I am sometimes accused of moaning. I know? Fancy that. My husband says I complain too much about things and says I need to be more ‘half full’. My friend, and former boss Meribeth who is Canadian and thus I suspect born with inherent positivity starts most sentences with “you know, you gotta look at the positive..” and I really do try. And our great friends Johnny and Ana Maria who were about to arrive at Maison Blanche for New Year are great examples of ‘happy people’. Maybe they moan behind closed doors – in fact maybe they are both perpetually morose when not round at our house or entertaining us at theirs, but I doubt it. Ana Maria is Columbian and refers to everyone as ‘my darling’ or ‘amore’. Perhaps if we had one word for ‘loved one’ in english maybe we’d all be happier and more positive.

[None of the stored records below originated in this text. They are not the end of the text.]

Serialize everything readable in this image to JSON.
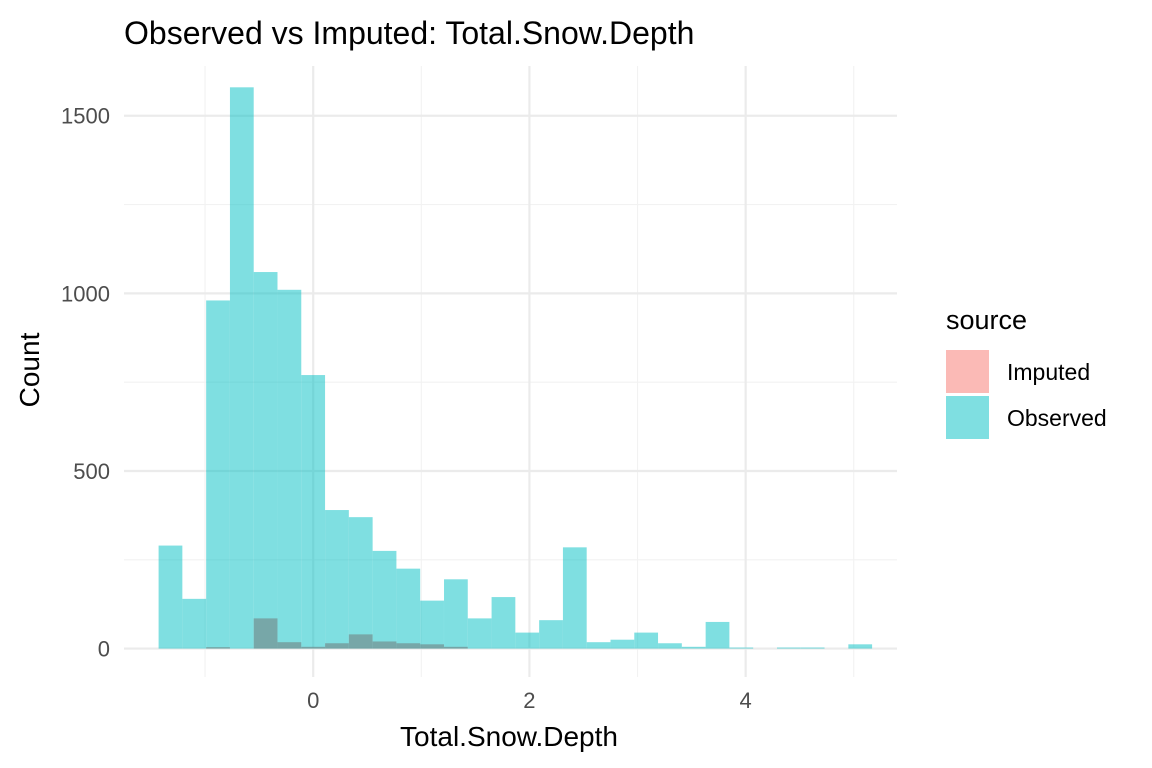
{
  "chart_data": {
    "type": "bar",
    "title": "Observed vs Imputed: Total.Snow.Depth",
    "xlabel": "Total.Snow.Depth",
    "ylabel": "Count",
    "xlim": [
      -1.75,
      5.4
    ],
    "ylim": [
      -80,
      1640
    ],
    "x_ticks": [
      0,
      2,
      4
    ],
    "y_ticks": [
      0,
      500,
      1000,
      1500
    ],
    "grid": true,
    "legend_position": "right",
    "legend_title": "source",
    "bin_width": 0.2197,
    "series": [
      {
        "name": "Imputed",
        "color": "#F8766D",
        "opacity": 0.5,
        "bins": [
          {
            "x0": -1.43,
            "count": 0
          },
          {
            "x0": -1.21,
            "count": 0
          },
          {
            "x0": -0.99,
            "count": 4
          },
          {
            "x0": -0.77,
            "count": 0
          },
          {
            "x0": -0.55,
            "count": 85
          },
          {
            "x0": -0.33,
            "count": 18
          },
          {
            "x0": -0.11,
            "count": 5
          },
          {
            "x0": 0.11,
            "count": 15
          },
          {
            "x0": 0.33,
            "count": 40
          },
          {
            "x0": 0.55,
            "count": 20
          },
          {
            "x0": 0.77,
            "count": 15
          },
          {
            "x0": 0.99,
            "count": 12
          },
          {
            "x0": 1.21,
            "count": 5
          },
          {
            "x0": 1.43,
            "count": 0
          },
          {
            "x0": 1.65,
            "count": 0
          },
          {
            "x0": 1.87,
            "count": 0
          },
          {
            "x0": 2.09,
            "count": 0
          },
          {
            "x0": 2.31,
            "count": 0
          },
          {
            "x0": 2.53,
            "count": 0
          },
          {
            "x0": 2.75,
            "count": 0
          },
          {
            "x0": 2.97,
            "count": 0
          },
          {
            "x0": 3.19,
            "count": 0
          },
          {
            "x0": 3.41,
            "count": 0
          },
          {
            "x0": 3.63,
            "count": 0
          },
          {
            "x0": 3.85,
            "count": 0
          },
          {
            "x0": 4.07,
            "count": 0
          },
          {
            "x0": 4.29,
            "count": 0
          },
          {
            "x0": 4.51,
            "count": 0
          },
          {
            "x0": 4.73,
            "count": 0
          },
          {
            "x0": 4.95,
            "count": 0
          }
        ]
      },
      {
        "name": "Observed",
        "color": "#00BFC4",
        "opacity": 0.5,
        "bins": [
          {
            "x0": -1.43,
            "count": 290
          },
          {
            "x0": -1.21,
            "count": 140
          },
          {
            "x0": -0.99,
            "count": 980
          },
          {
            "x0": -0.77,
            "count": 1580
          },
          {
            "x0": -0.55,
            "count": 1060
          },
          {
            "x0": -0.33,
            "count": 1010
          },
          {
            "x0": -0.11,
            "count": 770
          },
          {
            "x0": 0.11,
            "count": 390
          },
          {
            "x0": 0.33,
            "count": 370
          },
          {
            "x0": 0.55,
            "count": 275
          },
          {
            "x0": 0.77,
            "count": 225
          },
          {
            "x0": 0.99,
            "count": 135
          },
          {
            "x0": 1.21,
            "count": 195
          },
          {
            "x0": 1.43,
            "count": 85
          },
          {
            "x0": 1.65,
            "count": 145
          },
          {
            "x0": 1.87,
            "count": 45
          },
          {
            "x0": 2.09,
            "count": 80
          },
          {
            "x0": 2.31,
            "count": 285
          },
          {
            "x0": 2.53,
            "count": 18
          },
          {
            "x0": 2.75,
            "count": 25
          },
          {
            "x0": 2.97,
            "count": 45
          },
          {
            "x0": 3.19,
            "count": 15
          },
          {
            "x0": 3.41,
            "count": 5
          },
          {
            "x0": 3.63,
            "count": 75
          },
          {
            "x0": 3.85,
            "count": 3
          },
          {
            "x0": 4.07,
            "count": 0
          },
          {
            "x0": 4.29,
            "count": 3
          },
          {
            "x0": 4.51,
            "count": 3
          },
          {
            "x0": 4.73,
            "count": 0
          },
          {
            "x0": 4.95,
            "count": 12
          }
        ]
      }
    ]
  }
}
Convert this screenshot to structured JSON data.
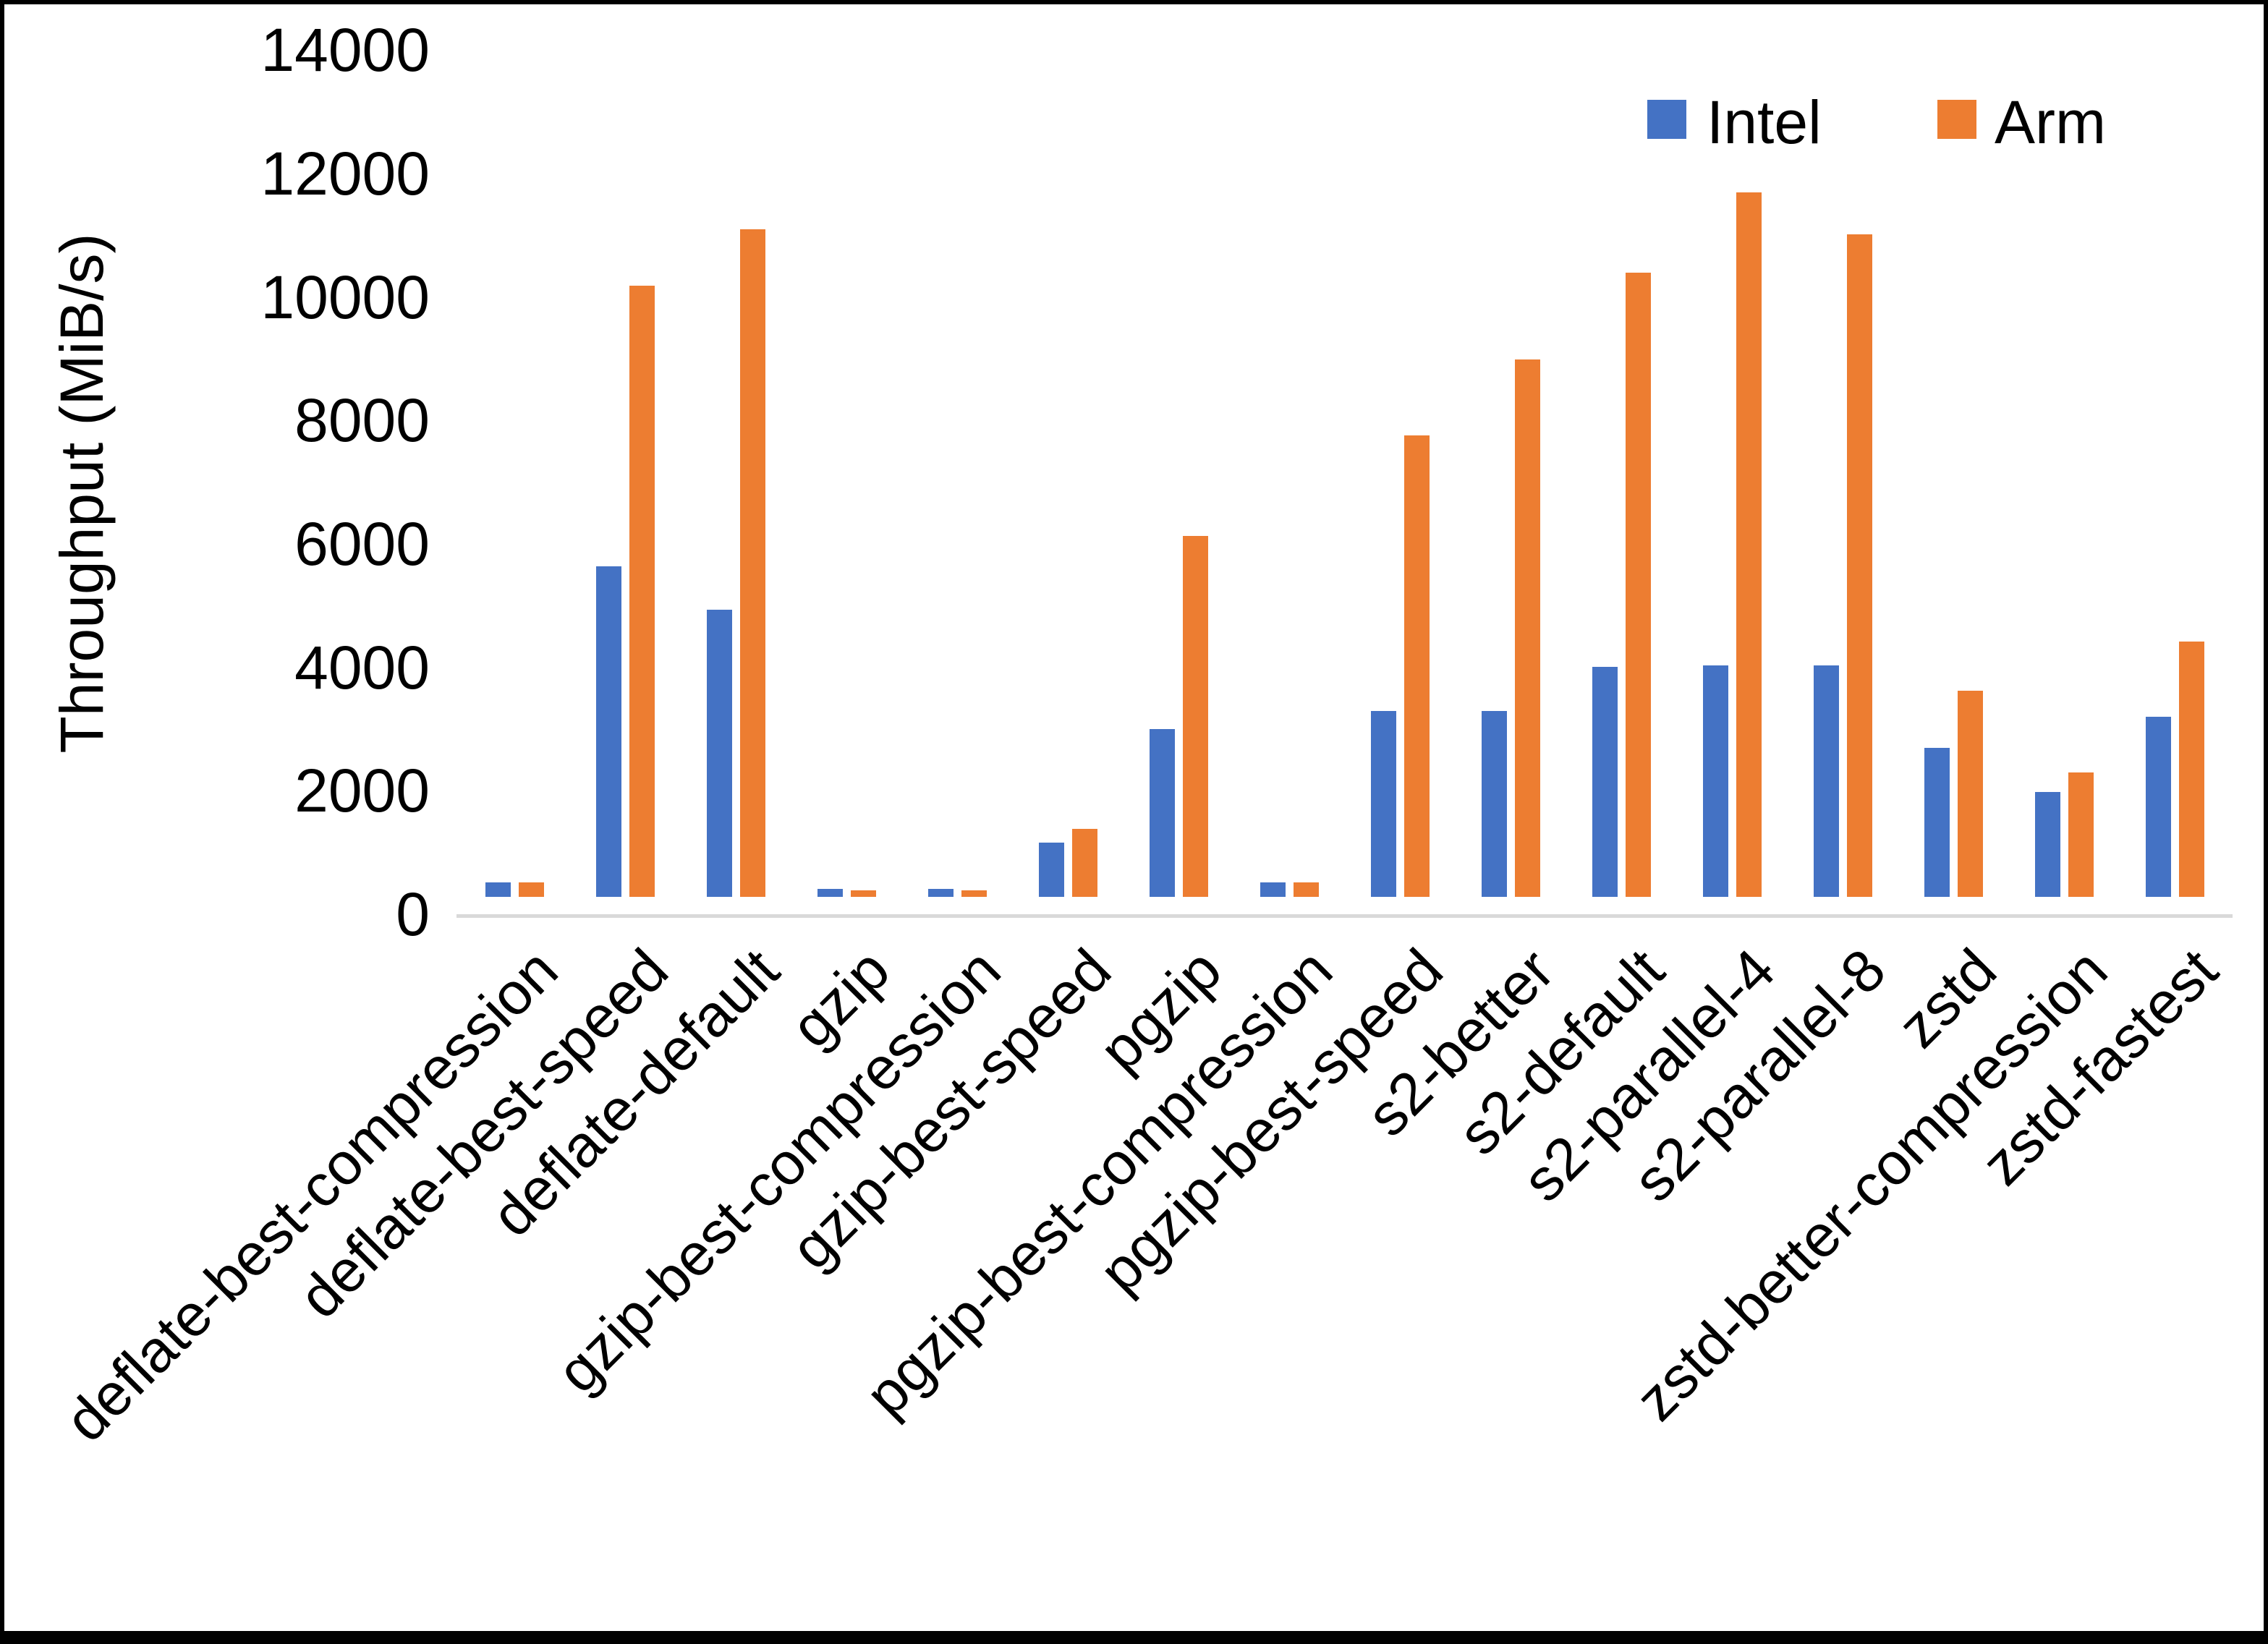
{
  "page": {
    "background": "#ffffff",
    "frame_color": "#000000",
    "axis_line_color": "#d9d9d9"
  },
  "axis": {
    "y_title": "Throughput (MiB/s)"
  },
  "legend": {
    "position": "top-right",
    "items": [
      {
        "label": "Intel",
        "color": "#4472c4",
        "icon": "legend-swatch-square"
      },
      {
        "label": "Arm",
        "color": "#ed7d31",
        "icon": "legend-swatch-square"
      }
    ]
  },
  "chart_data": {
    "type": "bar",
    "title": "",
    "xlabel": "",
    "ylabel": "Throughput (MiB/s)",
    "ylim": [
      0,
      14000
    ],
    "ytick_interval": 2000,
    "yticks": [
      0,
      2000,
      4000,
      6000,
      8000,
      10000,
      12000,
      14000
    ],
    "grid": false,
    "legend_position": "top-right",
    "categories": [
      "deflate-best-compression",
      "deflate-best-speed",
      "deflate-default",
      "gzip",
      "gzip-best-compression",
      "gzip-best-speed",
      "pgzip",
      "pgzip-best-compression",
      "pgzip-best-speed",
      "s2-better",
      "s2-default",
      "s2-parallel-4",
      "s2-parallel-8",
      "zstd",
      "zstd-better-compression",
      "zstd-fastest"
    ],
    "series": [
      {
        "name": "Intel",
        "color": "#4472c4",
        "values": [
          240,
          5350,
          4650,
          130,
          130,
          880,
          2720,
          230,
          3010,
          3010,
          3730,
          3745,
          3745,
          2410,
          1700,
          2920
        ]
      },
      {
        "name": "Arm",
        "color": "#ed7d31",
        "values": [
          235,
          9900,
          10820,
          100,
          110,
          1100,
          5850,
          240,
          7470,
          8700,
          10110,
          11410,
          10730,
          3340,
          2010,
          4140
        ]
      }
    ]
  }
}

And so our gorgeous, positive friends came to stay for new year and they were the perfect guests to see our ‘almost quite nice’ house as they are fellow lovers of renovation projects AND some of the most stylish people I know when it comes to interiors. And, er relentlessly positive. They loved our newly decorated dining room. They cooed over our half finished salon with the peeling walls and no floors. Ana Maria played Cluedo for hours with the boys (they have two boys Thomas and Alberto who my kids have known since they were all born in houses next door to one another – not literally – it wasn’t Angela’s Ashes, we just lived next door to each other at that time!) and we even persuaded all our children to look positively on a massive walk around a frozen lake at Gavarnie
It is THIS much fun here honestly kids
And even when it rained and was cold and wet Peter managed to achieve the one thing he’d wanted to do since we got the house – host a screening of The Italian Job using his 16mm projector. I bought the projector quite cheaply on ebay as a gift for him not realising that to buy 16mm film is ferociously expensive. As a consequence, The Italian Job is the only film we have and setting it all up requires a lot of effort, so we’d never actually bothered – until now! And the boys all snuggled under a duvet in our half renovated salon while Michael Caine attempted to ‘blow the bloody doors off’ and the adults opened a bottle of champagne to see in the New Year. And even I was forced to admit that things really had turned out nice again.